Die Landesregierung habe im vergangenen Jahr 250 Millionen Euro in Straßenbauvorhaben gesteckt, berichtet der Verkehrsminister Winfried Hermann (Grüne), und damit den Wirtschaftsstandort gestärkt. Allein bei dem Projekt in Darmsheim trage das Land die gesamten Kosten in Höhe von 31 Millionen Euro. Daneben gebe es im Kreis Böblingen weitere Verkehrsprojekte, die vom Land unterstützt würden: der Ausbau der A 81 nebst Lärmschutztunnel sowie die Elektrifizierung der Schönbuchbahn, sagt Hermann, „da werden andere neidisch.“

1,4 Kilometer lange Umfahrung

„Wir fühlen uns gut unterstützt von der Landesregierung“, antwortet der Landrat Roland Bernhard. Allerdings müsse, was die A 81 angehe, an die Finanzierungsvereinbarung zwischen den Städten Böblingen und Sindelfingen, dem Kreis, dem Land und dem Bund endlich ein Knopf gemacht werden. Mündlich liegt sie vor, demnach zahlt das Land für den Lärmschutztunnel rund 14 Millionen Euro. Zum Ausbau der Schönbuchbahn trägt das Land noch einmal bis zu 37,5 Millionen Euro bei.

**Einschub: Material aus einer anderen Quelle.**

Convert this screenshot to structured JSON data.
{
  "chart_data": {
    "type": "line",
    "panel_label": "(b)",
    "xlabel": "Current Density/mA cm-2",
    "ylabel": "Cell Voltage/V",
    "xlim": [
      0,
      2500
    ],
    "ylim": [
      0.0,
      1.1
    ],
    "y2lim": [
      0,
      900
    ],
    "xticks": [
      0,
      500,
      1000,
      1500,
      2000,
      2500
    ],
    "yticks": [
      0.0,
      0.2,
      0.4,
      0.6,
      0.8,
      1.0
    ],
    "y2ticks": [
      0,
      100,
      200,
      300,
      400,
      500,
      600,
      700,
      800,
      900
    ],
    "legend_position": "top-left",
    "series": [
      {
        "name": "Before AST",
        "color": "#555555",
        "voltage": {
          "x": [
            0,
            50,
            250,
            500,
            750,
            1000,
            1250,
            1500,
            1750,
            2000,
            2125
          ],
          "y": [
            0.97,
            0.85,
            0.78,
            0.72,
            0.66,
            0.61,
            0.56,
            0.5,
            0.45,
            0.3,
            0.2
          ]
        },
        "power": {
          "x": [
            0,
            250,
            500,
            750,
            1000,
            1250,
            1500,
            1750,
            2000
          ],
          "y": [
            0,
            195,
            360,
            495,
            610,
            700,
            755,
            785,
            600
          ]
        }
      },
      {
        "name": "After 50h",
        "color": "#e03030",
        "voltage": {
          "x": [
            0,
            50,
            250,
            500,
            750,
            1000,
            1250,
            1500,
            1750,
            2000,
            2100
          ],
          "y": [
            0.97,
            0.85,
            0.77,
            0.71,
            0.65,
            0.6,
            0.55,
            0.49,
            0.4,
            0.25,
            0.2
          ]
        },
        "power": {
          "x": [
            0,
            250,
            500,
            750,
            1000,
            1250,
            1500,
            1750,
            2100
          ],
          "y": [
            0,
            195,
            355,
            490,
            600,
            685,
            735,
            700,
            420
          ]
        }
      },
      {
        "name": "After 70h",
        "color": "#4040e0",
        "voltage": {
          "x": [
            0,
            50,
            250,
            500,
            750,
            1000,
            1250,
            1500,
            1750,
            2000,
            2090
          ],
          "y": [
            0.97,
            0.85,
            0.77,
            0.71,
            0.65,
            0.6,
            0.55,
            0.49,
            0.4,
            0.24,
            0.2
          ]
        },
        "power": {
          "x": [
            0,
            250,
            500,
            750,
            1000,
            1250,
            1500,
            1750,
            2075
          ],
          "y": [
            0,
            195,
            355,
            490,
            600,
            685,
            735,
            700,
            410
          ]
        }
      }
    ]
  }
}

Zunächst steht der Innenausbau des Darmsheimer Tunnels mit zwei Fahrstreifen, Notgehwegen, einem 240 Meter langen Rettungsstollen sowie der Sicherheitstechnik an. Die Umfahrung wird 1,4 Kilometer lang und erhält im Osten neue Straßenanschlüsse. „Der verkehrsgeplagte Ort kann dann aufatmen“, sagt Vöhringer. Um einen Namen für den Tunnel zu finden, setzt er eine Jury ein, die 125 Vorschläge prüft. „Namen von Schauspielern sind nicht erlaubt“, erklärt Vöhringer. Stattdessen stehen etwa „Heilix Löchle“ oder „Tor zum Schwarzwald“ zur Diskussion.